En «Transformaciones en los modos de enfermar y morir en la región agroindustrial de Argentina», libro que escribió junto a Alejandro Vallini, resume los últimos resultados de los papers científicos más destacados y, en uno de ellos, cita un estudio hecho con animales: «Las hembras de mamíferos en gestación, expuestas a agrotóxicos a base de glifosato, generan daño, incluso, hasta en tres generaciones posteriores«.

En una entrevista exclusiva realizada por Sabrina Pozzi, Damián Verzeñassi explica que en este tema no existe una «grieta» entre partidos y señala los entramados de corrupción entre políticos, empresarios y científicos que, por dinero, enferman a la sociedad entera y, sobre todo, a los más chicos.

-Los campamentos sanitarios que realizaron con estudiantes del último año de la carrera de Medicina fueron una clara evidencia del aumento del cáncer en pueblos rurales, pero les impidieron continuar…

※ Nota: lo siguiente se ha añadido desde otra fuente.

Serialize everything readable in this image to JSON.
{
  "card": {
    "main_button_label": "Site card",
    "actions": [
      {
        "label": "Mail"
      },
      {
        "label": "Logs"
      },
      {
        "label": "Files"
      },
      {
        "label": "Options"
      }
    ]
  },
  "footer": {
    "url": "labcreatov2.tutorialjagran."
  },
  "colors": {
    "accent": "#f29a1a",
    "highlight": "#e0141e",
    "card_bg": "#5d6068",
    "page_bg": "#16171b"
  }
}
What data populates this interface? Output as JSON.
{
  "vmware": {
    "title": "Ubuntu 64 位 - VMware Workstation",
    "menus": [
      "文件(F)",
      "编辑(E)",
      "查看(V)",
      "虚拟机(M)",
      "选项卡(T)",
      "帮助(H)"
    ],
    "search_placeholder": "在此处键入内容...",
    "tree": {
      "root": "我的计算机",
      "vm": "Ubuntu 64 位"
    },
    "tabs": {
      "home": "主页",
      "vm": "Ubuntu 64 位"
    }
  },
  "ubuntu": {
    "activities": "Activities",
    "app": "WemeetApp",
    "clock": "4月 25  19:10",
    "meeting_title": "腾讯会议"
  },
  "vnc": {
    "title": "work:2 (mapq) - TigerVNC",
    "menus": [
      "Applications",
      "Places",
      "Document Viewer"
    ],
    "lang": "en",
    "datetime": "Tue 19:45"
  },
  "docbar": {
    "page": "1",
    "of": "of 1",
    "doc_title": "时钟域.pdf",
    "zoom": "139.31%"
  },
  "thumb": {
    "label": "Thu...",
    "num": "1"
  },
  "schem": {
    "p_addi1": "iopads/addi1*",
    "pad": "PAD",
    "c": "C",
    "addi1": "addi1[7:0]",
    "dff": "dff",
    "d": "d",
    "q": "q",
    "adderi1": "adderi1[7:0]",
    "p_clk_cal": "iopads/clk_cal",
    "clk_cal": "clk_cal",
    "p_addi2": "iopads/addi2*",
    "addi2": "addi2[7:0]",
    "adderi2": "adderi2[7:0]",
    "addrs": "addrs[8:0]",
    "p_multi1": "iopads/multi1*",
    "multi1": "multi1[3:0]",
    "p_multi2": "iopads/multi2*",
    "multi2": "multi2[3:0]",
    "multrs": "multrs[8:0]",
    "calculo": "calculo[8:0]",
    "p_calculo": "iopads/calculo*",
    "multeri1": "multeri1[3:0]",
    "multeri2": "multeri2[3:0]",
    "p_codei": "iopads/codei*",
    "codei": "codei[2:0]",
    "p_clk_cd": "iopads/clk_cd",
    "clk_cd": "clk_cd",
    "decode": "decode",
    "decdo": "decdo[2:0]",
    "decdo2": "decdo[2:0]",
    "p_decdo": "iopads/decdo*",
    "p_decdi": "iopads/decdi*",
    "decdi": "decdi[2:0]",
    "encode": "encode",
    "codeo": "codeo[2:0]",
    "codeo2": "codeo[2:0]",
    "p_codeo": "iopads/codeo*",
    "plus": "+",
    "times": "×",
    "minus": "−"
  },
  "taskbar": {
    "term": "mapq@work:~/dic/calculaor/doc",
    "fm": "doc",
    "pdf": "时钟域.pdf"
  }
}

-En julio de 2019, las nuevas autoridades de la Facultad (pertenecienes al Partido Comunista Revolucionario) nos sacaron de la Práctica Final, el espacio académico que teníamos para los campamentos. Éramos 22 docentes y ya a 6, les sacaron los cargos. Quizás tenga que ver, no sé, con que uno de los grupos más fuertes que impulsó la llegada de este decano está conformado por los socios dueños de un laboratorio de toxicología, que en Rosario trabaja para CASAFE (Cámara de Sanidad Agropecuaria y Fertilizantes) y para toda la agroindustria, y que, curiosamente, eran los que convocaban las sociedades rurales de los pueblos adonde nosotros hacíamos los campamentos para decir que nosotros habíamos mentido y que no había nada de científico.

-Con los campamentos, recorrimos más de 40 localidades, en algunas de las cuales viven no más de 5000 personas, y, por mes, suele haber un muerto por cáncer. Hay un incremento de distintos casos de cáncer en personas jóvenes de menos de 40 años. Hicimos un análisis de los datos y las personas dentro de este rango de edad que viven en localidades rurales fumigadas tienen mayor riesgo de morir de cáncer que en cualquier otra ciudad argentina.

Foto. CNews

-En el país, los datos de los registros oficiales en términos de salud no son buenos. La mayoría de los lugares a los que fuimos tienen entre 10.000 y 5.000 habitantes y corroboramos que entre 4 y 6 de cada 10 no van al hospital local porque no cumple con todas sus necesidades. Esto genera un vacío en la recuperación de la información para estadística epidemiológica y en el problema del cáncer oncohematológico en niños, niñas y adolescentes que se trata en localidades grandes, no hay un registro con geolocalización. ¿Cómo hago para establecer correlaciones entre un problema de salud y las condiciones socioambientales en la que transita una persona si yo no tengo registrado en qué sitio esa persona transitó su ciclo vital, si yo no hago un cruzamiento de datos entre la localización, el problema de salud y las condiciones ambientales?

-Cuando el valor de la soja sube, muchos festejan, pero es parte del problema. ¿Qué pensás de esta entrada de dólares?

Es mentira que la Argentina produce alimentos para 400 millones de personas. El país produce commodities agroindustriales donde antes producía alimentos y donde había montes nativos que eran alimento para muchas comunidades, pero además, eran alimento para los cursos de agua y los ciclos naturales. Ese circuito se rompió cuando nos transformaron en agroindustriales y extractivistas dependientes de químicos.

-Cuando nos dicen que este modelo agroindustrial no tiene nada que ver con la transformación de los modos de enfermar y de morir desde la década del 90 es mentira. Cuando dicen que la agroindustria saca adelante la economía del país ¿pusieron en esa ecuación económica lo que significaron los costos de la salud de las personas que se enfermaron o murieron por tener que respirar, beber o comer este tipo de tóxicos sin ningún tipo de advertencia? ¿Y los costos de las familias que tuvieron que alterar sus vidas, e incluso sus economías, para poder hacer frente al tratamiento viajando de provincia? Esas ecuaciones que nos pretenden imponer son sesgadas y son falsas.